Turn 71, Take Pension, Pay Tax

I’m approaching my seventy-first birthday later this week. Though 70 is seen as a milestone birthday, 71 is much more significant in terms of pensions and taxation.

In December of the year you turn 71, you must begin receiving your pension. You must also convert your Registered Retirement Savings Plan to a Registered Retirement Income Fund and begin drawing on it.

I’m in the home stretch of contributing to the University of Toronto Pension Plan and will start receiving my pension on December 1. And I’ve converted my not-especially-large RRSP (because I already have a pension from my employer) to a RRIF. And I’m already receiving Canada Pension Plan. Finally, I’m receiving a very small pension from US Social Security in recognition of contributions I made while working in the US part-time as a student and teaching there for two years.

The last part of the picture is Old Age Security (OAS). OAS is a government pension based on residency and citizenship, not on contributions (unlike CPP). The maximum annual OAS payment is $7356, about half of the maximum CPP payment of $14100 (in both cases at age 65). OAS can be clawed back for higher income seniors, with the clawback starting at an annual income of $79,000 and becoming total at an annual income of $128,000.

OAS is paid on an individual basis which, together with the absence of required contributions, is intended to provide independent income for women who have not worked outside the home.

Finally, OAS is a major government program. The federal government’s Estimates for the current fiscal year (ending March 31, 2021), show that the government will spend almost $45 billion on OAS. The Harper Government, concerned about the sustainability of OAS as the baby boom generation retires, introduced a phased increase in the eligibility age from 65 to 67. The Trudeau Liberals reversed this reform as soon as they took office in 2015.

One of the benefits available only to pensioners is that, for tax purposes, pension income can be split between spouses, regardless which spouse receives it. (Similarly, the Harper Government had extended this benefit to all families for employment income, and the Trudeau Liberals reversed this as soon as they took office).
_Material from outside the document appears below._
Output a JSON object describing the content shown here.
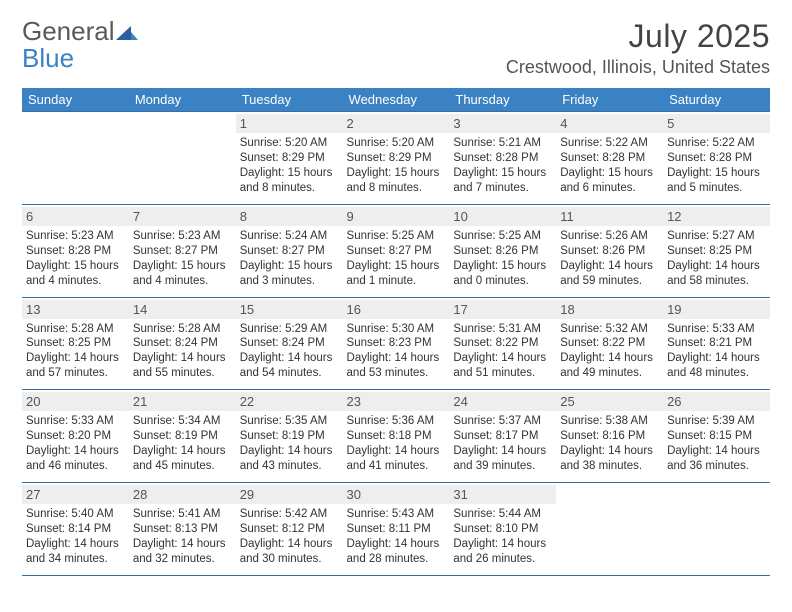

From a tax and policy perspective, it is interesting how OAS and pension income splitting interact. One spouse receiving a considerable pension could split it with the other spouse, and still be eligible for non-reduced OAS. Consider the following case. Retired spouses over the age of 65 have income from other sources totaling $158,000 that they are able to split evenly. Each would be eligible for the maximum non-reduced OAS of $7356, for a total of $14,700 for the couple. A retirement income for a couple of $158,000 is considerable, even in a high-rent city like Toronto. Gilding their lily with another $14,700 hardly seems necessary.

Employment and Social Development Canada, the department that administers OAS, has stated that only 2 percent of OAS recipients have a full clawback and another 5 percent a partial clawback. However, this is based on current rules that accommodate pension income splitting. Change the rules by basing the OAS clawback on total family income, and the extent of the clawback would increase.

Emerging from the pandemic with a greatly increased public sector debt load will require a comprehensive rethinking of public finances. Given its significance in the federal government’s budget, OAS is one program that is bound to draw the attention of politicians and public servants.